'Paris Review' Author Interviews: 50 Years Of Insight
Nowadays we're inundated with authors' commentary on their work. Jose Saramago blogs. Margaret Atwood Tweets. Literary novelists are expected to be available for phone chats with book clubs.
It's difficult in the midst of all this lit-chatter to conceptualize exactly how groundbreaking The Paris Review interviews were when they started to appear in the early 1950s. But as editor Philip Gourevitch has observed, most midcentury literary magazines were preoccupied with literary criticism. The upstart journal's decision to forgo all of that in favor of publishing writers' discussions about their own work was fortuitous.
In a four-volume collection culled from The Paris Review's massive archive, we learn that James Baldwin improvised his sermons, Joan Didion originally wanted to be an actor, Dorothy Parker hated her reputation as a "smartcracker," E.B. White "was never a voracious reader," brainy puzzle-maker Jorge Luis Borges admired Mark Twain, Kurt Vonnegut was hurt when a reviewer asked critics who'd praised Vonnegut in the past "to now admit in public how wrong they'd been," and Jack Kerouac, a combative and insufferable interviewee, was deeply invested in seeming clever.
The advice on offer to aspiring writers is vast — and sometimes contradictory. In his introduction, Orhan Pamuk recalls discovering Faulkner's interview while he was holed up with his first novel after dropping out of architectural school, and finding the answer to the question that seemed most urgent: "What sort of person should I now become?" An artist, in Faulkner's view, is "completely immoral in that he will rob, beg, borrow or steal from anybody and everybody to get the work done. ... The writer's only responsibility is to his art." Toni Morrison would disagree. "Why should I get to steal from you? I don't like that.

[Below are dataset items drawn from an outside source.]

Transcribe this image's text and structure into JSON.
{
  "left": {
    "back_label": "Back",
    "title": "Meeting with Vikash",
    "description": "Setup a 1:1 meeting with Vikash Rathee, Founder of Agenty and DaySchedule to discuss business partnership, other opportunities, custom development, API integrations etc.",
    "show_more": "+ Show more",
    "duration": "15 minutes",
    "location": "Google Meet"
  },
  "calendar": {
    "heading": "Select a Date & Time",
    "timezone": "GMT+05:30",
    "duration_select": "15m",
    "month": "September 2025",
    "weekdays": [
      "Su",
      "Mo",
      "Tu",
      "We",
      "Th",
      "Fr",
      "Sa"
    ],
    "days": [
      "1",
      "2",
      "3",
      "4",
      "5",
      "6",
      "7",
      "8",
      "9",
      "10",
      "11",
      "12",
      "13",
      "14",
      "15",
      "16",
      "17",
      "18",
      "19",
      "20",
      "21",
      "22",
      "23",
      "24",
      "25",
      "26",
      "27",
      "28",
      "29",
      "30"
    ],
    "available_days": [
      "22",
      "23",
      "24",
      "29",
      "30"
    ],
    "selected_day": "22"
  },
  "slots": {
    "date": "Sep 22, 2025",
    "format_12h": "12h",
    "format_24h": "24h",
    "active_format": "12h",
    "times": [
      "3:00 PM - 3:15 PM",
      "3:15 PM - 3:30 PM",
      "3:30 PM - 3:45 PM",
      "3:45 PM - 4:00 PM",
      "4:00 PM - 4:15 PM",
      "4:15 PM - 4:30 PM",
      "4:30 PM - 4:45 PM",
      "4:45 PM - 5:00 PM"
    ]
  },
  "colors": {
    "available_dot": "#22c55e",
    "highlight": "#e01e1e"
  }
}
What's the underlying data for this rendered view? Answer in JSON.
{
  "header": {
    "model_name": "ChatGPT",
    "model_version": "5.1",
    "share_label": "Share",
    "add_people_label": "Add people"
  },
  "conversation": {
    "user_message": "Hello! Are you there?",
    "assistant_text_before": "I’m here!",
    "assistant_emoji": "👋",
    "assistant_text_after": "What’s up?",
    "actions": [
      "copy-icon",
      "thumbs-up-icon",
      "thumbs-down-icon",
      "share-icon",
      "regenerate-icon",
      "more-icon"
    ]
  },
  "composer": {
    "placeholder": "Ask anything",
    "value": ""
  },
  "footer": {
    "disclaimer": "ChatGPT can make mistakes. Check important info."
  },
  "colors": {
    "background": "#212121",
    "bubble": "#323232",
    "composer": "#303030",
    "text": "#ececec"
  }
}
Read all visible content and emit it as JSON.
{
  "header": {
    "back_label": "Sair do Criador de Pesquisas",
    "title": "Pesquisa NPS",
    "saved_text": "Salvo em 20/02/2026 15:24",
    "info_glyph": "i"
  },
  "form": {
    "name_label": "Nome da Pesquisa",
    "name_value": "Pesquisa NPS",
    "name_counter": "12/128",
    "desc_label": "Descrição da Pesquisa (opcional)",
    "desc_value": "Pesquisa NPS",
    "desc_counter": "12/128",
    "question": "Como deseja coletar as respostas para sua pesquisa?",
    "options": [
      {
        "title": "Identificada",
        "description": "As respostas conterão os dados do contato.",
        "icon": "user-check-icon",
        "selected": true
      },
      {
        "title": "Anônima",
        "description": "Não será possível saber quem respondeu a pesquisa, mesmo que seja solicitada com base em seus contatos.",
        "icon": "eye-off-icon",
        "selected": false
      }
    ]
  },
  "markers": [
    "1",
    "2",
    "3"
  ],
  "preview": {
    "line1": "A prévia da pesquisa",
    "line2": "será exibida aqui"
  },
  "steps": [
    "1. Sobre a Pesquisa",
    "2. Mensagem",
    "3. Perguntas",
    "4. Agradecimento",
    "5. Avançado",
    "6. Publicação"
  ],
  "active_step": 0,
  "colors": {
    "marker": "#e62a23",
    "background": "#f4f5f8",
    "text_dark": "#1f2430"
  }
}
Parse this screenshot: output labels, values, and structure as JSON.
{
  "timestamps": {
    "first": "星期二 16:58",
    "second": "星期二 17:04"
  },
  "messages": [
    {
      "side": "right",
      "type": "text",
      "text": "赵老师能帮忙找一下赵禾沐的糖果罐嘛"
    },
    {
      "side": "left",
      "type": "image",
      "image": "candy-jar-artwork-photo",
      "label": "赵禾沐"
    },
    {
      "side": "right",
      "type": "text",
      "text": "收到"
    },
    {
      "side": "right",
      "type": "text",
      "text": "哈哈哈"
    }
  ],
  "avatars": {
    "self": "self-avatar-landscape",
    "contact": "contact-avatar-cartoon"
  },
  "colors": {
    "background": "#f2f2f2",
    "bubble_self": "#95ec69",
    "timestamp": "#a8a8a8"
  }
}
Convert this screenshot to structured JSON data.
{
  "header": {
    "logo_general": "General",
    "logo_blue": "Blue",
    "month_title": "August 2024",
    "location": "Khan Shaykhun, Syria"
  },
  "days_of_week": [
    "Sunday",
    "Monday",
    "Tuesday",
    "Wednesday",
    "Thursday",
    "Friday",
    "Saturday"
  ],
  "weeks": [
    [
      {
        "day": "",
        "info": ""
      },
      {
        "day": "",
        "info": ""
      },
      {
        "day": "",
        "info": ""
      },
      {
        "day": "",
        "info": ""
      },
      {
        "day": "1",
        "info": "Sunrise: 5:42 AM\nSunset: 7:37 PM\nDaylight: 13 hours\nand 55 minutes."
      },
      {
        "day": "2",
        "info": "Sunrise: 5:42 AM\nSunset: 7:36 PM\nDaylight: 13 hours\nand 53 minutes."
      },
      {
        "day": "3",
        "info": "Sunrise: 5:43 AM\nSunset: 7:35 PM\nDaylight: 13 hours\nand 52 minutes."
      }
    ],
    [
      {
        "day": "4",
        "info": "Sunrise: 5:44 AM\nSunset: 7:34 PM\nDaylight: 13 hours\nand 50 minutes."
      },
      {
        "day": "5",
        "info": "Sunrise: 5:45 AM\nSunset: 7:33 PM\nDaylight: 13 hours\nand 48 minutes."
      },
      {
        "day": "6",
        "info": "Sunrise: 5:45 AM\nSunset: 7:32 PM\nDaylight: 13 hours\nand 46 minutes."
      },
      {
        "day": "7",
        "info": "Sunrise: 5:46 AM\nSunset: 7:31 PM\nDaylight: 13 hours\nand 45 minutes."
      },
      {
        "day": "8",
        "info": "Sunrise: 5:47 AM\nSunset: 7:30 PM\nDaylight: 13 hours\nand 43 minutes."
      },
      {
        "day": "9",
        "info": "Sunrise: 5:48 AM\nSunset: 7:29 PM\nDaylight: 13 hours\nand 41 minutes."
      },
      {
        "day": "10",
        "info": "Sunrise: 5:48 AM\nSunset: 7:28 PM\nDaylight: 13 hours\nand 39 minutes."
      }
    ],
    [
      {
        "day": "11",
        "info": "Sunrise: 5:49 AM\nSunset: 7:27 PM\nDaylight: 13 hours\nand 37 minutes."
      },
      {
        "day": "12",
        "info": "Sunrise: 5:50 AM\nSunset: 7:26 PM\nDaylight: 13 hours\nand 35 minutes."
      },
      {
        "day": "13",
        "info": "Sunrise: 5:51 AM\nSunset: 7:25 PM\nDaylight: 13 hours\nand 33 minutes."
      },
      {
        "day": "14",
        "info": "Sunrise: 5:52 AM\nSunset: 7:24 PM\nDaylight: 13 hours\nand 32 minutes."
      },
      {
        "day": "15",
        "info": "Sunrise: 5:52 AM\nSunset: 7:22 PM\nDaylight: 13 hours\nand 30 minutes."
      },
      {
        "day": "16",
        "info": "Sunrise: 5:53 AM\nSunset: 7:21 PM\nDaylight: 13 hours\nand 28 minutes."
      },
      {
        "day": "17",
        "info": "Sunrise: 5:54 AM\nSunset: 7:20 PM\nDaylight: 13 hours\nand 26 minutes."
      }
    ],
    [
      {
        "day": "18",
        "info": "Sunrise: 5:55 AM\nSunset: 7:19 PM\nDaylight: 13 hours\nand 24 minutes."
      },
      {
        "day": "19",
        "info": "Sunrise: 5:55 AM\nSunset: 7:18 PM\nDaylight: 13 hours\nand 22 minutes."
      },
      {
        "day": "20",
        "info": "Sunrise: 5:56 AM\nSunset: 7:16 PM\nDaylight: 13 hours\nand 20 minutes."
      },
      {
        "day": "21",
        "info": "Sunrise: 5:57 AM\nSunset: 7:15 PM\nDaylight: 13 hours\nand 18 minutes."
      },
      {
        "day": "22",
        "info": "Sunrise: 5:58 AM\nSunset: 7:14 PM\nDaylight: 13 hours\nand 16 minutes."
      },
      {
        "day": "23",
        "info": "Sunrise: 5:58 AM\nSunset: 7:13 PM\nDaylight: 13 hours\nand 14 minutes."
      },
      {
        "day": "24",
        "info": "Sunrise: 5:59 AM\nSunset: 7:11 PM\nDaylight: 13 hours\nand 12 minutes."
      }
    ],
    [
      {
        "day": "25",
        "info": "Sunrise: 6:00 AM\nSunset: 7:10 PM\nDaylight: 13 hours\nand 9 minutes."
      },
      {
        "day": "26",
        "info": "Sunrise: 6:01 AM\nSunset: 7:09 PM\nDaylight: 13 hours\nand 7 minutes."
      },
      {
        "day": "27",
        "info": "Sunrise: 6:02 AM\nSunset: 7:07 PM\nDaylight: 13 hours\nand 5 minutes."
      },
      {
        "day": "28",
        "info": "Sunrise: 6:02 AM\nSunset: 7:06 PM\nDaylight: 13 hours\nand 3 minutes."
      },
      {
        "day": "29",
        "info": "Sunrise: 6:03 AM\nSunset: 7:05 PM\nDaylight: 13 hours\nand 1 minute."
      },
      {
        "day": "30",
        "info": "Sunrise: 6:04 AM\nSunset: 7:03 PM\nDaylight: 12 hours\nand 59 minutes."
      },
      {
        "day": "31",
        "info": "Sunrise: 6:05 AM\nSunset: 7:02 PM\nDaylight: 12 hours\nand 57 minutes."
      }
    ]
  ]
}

What I really love is the process of invention." These strongly held opposing views, bound between the same covers, give the volumes immense energy.
Of course, there are deficiencies. The talk with Graham Greene, one of my favorite writers, is stiff, brief and strangely bloodless. And diversity is lacking.
What separates the best of these conversations from your average author chat, though, is that they take place, by and large, over days or months or years. The interviewer and writer stake out positions. They return time and again, like old friends (or enemies), to debates and ideas they know well. The final interviews, culled from all of this material, are the best kind of fiction. Erased of the cliches, plot summaries and rote commentary that form the bulk of the slapdash author Q&As we see so frequently now, The Paris Review's collection enables us to continue believing that the authors we revere are effortlessly wise and entertaining and spend their lives imparting wisdom about how to write well.